KOKOMO, Ind. — It’s been 25 years since Joann Kaiser directed the first community play in Tipton, Indiana, which now boasts a thriving theater presence unexpected in a small town.
“It’s an added nuance to our community. We have a good thing going here, and I hope it lasts,” said Kaiser, senior lecturer in communication arts at Indiana University Kokomo.
The first show, Our Town, which was a great success, led to a production of Fiddler on the Roof, also directed by Kaiser. Buoyed by their success, planners formed the Tipton Community Theatre, a not-for-profit organization dedicated to the performing arts.
“We didn’t know how long it might last, and how a community that small could support it, but they have,” said Kaiser, who now serves on the board of directors. “It gives people the ability to see art and performance at work, close to home. For a low price, they can see high-quality shows.”
Twenty-five years after the first production, the organization flourishes, performing four shows each year, including one children’s production. In addition, they coordinate a Performing Arts Camp during the summer for youth.
Kaiser played the Wicked Witch of the West in an early production of The Wizard of Oz, and laughs remembering cast reaction to her first appearance in full make up and costume.
“I walked out on the stage and did the cackle, and all the little kids ran,” she said. “It was a challenge to get them to stay on stage.”
After a few seasons of directing and performing with the group, Kaiser moved from the area, and didn’t return for 10 years.
“While I was gone, the organization took off,” she said. “There were a lot more people involved. When I saw the shows they had done, and the number of people who had gone through, the volunteers who had participated, I was so proud of the outcome for this program.”
During the 25th anniversary year, Kaiser and the board are dreaming big, raising money to buy a building they currently borrow for storage.

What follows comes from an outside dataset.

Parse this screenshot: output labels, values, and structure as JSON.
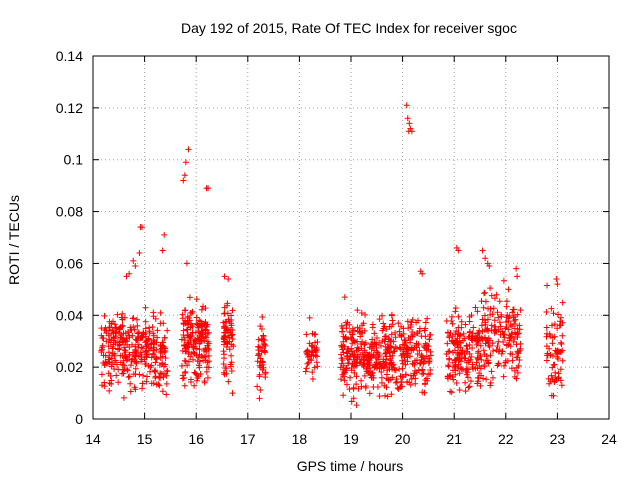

“Our big dream is to expand from just a warehouse, into a place we can offer classes, teaching singing, dancing, music, and acting,” she said. “We would also like to eventually create a small auditorium, for a more intimate space than the high school auditorium.”
Kaiser began teaching at IU Kokomo in 1988 as an adjunct. Her theater involvement started with an acting course, and “it took off from there,” sharing her passion both on campus and in Tipton.
“Theatre allows a person to find identity, community, and expression of the human soul,” Kaiser said. “The Tipton theatre group is my family. I have watched students find acceptance with their peers and learn skills for team-building, problem solving, and explore issues of diversity.”
Indiana University Kokomo serves north central Indiana.